Потому что и в самом деле — кто на кого налетает?
И как же, скажите на милость, надо кататься на коньках?
После обеда мы слушали по радио симфонию Сметаны[10] «Влтава». А перед началом какой-то учёный сытым профессорским голосом рассказывая о том, куда бежит река, и о лесной охоте, о лунном свете, о том, как быстро и вольно мчатся волны чешской реки Влтавы — от истока до пражского Вышеграда.
Потом он умолк, и в тишину действительно полилась река. Брызнули флейты, как светлые, сверкающие ручейки, а скрипки звали их соединиться: учёный музыкант всё это нам подробно разъяснил. Только объяснения его излишне осложнили дело.
Первый вопрос звучал:
— Папа, а ручейки уже соединились?
— Ручейки? Ах да, то есть родники. Родники уже, наверное, соединились…
И я задумчиво добавил:
— Правда, головы бы я не прозакладывал…
Тут грянули скрипки — словно ветер промчался.
— Ой, папа, — сказал Человечек, — а где она сейчас?
— Она? Кто она? — удивился я. — Выражайся точнее!
— Я тебя спрашиваю, где теперь Влтава? Детям надо всё объяснять!
— Сейчас Влтава, вероятно, где-нибудь в районе Будейовиц, — ответил я. — Пожалуй, километрах в десяти от города.— Неуверенным тоном я допустил: — А может, и в семнадцати…
Так мы и слушали — очень нам всё испортил этот учёный.
— Папа, а сейчас это где? — то и дело раздавался тихий шёпот.
Но я уже притерпелся и отвечал:
— Сейчас — между Орликом и Звиковым… Можешь руку дать на отсечение.
Но он не пожелал отдать руку, а через минуту опять спрашивал:
— Папочка, она уже у Святоянских порогов?
— Ещё нет, — сказал я бодрым тоном. — Терпение, дружище, терпение.

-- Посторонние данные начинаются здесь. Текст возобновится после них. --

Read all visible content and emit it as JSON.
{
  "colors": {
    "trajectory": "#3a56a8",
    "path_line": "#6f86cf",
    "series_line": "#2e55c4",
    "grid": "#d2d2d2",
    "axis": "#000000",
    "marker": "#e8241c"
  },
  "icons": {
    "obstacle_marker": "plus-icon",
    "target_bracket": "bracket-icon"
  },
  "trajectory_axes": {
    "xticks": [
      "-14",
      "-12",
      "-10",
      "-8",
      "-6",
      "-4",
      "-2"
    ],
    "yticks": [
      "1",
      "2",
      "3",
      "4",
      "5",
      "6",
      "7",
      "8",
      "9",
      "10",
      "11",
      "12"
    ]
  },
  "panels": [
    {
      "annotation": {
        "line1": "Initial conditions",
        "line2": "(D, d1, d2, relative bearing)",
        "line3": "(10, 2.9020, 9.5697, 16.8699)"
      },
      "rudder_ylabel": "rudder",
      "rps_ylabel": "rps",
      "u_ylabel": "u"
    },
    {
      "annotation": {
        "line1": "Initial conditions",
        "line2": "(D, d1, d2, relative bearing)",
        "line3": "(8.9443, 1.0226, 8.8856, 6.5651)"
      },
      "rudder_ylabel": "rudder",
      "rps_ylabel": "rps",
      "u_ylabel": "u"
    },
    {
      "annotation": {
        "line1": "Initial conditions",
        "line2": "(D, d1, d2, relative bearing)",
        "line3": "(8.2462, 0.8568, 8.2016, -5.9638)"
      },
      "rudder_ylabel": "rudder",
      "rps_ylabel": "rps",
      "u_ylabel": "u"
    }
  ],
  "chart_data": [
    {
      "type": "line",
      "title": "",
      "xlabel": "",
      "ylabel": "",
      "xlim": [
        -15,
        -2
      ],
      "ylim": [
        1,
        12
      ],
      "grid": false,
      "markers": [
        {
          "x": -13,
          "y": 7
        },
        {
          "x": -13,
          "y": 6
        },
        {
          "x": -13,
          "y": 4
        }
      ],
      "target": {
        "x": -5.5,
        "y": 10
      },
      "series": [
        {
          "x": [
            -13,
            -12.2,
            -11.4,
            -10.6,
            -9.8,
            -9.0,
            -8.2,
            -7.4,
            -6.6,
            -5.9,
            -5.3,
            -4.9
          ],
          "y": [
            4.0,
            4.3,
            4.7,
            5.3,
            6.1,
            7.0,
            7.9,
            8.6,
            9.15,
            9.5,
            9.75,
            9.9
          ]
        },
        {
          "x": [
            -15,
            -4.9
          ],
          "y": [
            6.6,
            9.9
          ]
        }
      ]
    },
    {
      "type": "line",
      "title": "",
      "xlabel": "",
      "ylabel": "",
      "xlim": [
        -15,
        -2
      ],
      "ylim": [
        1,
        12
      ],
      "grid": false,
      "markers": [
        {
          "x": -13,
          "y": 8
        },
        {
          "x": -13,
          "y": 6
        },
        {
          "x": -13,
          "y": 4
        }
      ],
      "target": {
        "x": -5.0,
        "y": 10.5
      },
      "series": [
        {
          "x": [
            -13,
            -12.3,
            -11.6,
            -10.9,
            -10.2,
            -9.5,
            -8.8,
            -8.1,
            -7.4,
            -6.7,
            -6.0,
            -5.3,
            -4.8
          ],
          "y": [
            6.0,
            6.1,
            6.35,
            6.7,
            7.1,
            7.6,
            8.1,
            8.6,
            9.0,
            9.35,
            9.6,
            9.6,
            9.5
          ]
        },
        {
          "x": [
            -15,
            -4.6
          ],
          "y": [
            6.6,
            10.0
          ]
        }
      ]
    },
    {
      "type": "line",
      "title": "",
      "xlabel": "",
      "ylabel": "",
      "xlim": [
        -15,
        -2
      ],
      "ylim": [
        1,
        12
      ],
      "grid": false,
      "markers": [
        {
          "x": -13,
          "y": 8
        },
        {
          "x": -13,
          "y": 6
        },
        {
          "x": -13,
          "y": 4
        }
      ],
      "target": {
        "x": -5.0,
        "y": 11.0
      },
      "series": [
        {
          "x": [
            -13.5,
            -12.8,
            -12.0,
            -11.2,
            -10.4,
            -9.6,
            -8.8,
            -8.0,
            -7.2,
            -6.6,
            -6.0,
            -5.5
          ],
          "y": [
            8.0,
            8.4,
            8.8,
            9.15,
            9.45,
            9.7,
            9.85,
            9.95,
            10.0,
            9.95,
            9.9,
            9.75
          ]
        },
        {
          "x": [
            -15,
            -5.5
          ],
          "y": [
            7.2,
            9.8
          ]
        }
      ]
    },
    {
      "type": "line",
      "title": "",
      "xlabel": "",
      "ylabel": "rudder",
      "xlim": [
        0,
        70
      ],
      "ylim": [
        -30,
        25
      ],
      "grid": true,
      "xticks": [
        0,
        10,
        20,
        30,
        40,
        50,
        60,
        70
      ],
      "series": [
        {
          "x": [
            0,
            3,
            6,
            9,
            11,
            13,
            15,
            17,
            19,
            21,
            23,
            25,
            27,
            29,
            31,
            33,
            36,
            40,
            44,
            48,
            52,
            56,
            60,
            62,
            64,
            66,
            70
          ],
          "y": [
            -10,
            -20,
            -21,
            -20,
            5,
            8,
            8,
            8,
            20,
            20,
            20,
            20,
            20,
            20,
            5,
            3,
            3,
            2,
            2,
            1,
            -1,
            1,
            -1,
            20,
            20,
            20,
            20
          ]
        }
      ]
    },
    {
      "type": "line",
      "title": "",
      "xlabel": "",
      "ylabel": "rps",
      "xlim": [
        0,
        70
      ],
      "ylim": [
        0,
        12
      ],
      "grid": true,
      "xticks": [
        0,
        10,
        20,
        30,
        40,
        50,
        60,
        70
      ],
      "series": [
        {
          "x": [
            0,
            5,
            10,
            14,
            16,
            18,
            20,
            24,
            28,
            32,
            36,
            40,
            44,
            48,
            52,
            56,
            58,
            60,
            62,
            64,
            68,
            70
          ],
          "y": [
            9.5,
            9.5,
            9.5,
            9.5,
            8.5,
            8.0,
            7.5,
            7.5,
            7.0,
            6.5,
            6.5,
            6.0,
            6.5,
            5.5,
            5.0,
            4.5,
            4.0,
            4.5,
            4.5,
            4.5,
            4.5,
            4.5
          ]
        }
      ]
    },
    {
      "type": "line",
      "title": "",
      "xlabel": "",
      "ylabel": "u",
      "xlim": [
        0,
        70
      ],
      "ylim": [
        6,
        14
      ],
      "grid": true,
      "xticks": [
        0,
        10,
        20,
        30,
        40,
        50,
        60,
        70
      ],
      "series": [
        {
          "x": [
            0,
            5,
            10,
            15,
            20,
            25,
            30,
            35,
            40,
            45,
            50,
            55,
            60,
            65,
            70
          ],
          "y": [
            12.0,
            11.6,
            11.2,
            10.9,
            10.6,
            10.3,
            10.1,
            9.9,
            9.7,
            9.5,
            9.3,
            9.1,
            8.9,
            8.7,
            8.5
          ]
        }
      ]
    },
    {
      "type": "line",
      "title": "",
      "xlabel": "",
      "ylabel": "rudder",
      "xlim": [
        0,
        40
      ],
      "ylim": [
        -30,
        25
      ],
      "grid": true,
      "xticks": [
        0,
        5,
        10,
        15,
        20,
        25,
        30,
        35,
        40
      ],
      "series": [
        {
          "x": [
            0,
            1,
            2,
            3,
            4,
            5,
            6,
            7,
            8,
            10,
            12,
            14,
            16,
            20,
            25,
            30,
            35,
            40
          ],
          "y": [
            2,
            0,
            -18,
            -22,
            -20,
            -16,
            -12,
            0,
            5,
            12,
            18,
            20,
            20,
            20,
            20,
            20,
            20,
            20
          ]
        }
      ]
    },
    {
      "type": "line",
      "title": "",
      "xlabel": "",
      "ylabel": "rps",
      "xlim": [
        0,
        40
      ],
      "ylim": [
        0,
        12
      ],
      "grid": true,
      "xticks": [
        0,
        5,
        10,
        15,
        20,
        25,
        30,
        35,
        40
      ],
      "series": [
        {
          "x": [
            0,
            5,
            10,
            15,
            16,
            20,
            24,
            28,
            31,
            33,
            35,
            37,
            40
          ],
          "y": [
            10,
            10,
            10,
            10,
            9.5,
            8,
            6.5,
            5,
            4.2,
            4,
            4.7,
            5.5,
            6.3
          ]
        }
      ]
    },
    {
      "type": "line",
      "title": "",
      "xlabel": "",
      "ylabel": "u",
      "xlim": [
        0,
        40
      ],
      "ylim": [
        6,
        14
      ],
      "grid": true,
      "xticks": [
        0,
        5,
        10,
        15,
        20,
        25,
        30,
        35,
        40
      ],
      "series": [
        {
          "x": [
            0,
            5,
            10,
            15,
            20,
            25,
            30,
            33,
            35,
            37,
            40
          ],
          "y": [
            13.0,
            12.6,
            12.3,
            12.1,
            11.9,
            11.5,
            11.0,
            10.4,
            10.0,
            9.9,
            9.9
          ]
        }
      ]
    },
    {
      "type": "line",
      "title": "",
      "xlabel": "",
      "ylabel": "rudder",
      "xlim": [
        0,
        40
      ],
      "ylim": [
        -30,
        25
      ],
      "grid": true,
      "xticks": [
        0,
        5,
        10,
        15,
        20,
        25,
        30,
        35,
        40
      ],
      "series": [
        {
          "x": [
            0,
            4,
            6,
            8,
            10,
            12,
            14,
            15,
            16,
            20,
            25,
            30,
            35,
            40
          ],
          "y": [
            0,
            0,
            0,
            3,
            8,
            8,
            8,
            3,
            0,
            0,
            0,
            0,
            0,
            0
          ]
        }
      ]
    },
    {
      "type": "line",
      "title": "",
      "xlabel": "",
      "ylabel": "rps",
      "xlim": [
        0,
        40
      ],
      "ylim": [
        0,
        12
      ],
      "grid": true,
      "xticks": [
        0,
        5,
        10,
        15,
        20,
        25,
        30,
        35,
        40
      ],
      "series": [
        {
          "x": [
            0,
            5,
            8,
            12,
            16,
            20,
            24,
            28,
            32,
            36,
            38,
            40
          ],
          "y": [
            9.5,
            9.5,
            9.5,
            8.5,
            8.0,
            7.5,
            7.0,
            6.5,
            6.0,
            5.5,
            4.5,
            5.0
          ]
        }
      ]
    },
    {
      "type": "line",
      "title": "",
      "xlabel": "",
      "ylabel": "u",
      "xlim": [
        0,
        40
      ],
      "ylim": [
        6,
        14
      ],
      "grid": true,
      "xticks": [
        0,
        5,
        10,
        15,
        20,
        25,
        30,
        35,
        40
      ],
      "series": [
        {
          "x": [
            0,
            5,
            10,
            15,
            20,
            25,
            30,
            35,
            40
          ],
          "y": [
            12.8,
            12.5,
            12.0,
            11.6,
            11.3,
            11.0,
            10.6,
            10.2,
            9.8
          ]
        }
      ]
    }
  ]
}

Но тут музыка зазвучала более взволнованно — как и говорил учёный, — и я заколебался.
— А может, это всё-таки и есть Святоянские пороги? — сказал я, раздираемый сомнениями.
Я совсем потерял ориентацию; и тут погас свет, — может быть, выключить ток распорядился именно мой друг инженер Сова. Светящаяся зеленоватая шкала приемника потемнела, и стало тихо.
А мы что? Сидим себе… В комнате только что разливалась река, а теперь остались одни обыкновенные вещи: ковёр — не очень новый, натюрморт с яблоками и грязноватый снег на крыше дома напротив. Странно, как в сказке, — словно рассеялся сон.
— Ну вот, — сказал Человечек, — где же теперь Влтава?
И правда… Где-то она?
Мы долго прислушивались — не услышим ли шум плотины. Даже выглянули на улицу — вдруг это не улица, а набережная. Но там был асфальт и тротуар, а на тротуаре валялся ящик. Где-то теперь могла быть Влтава?
Может, достигла она уже Карлова моста…
Или, кто знает, — задержалась у Слапской плотины?..
Может быть, в шестилетнем возрасте и вы собирали серебряные бумажки. И я твёрдо знаю, что в вашей памяти ещё сохранился тот матовый блеск серебряных листочков, пахнущих шоколадом.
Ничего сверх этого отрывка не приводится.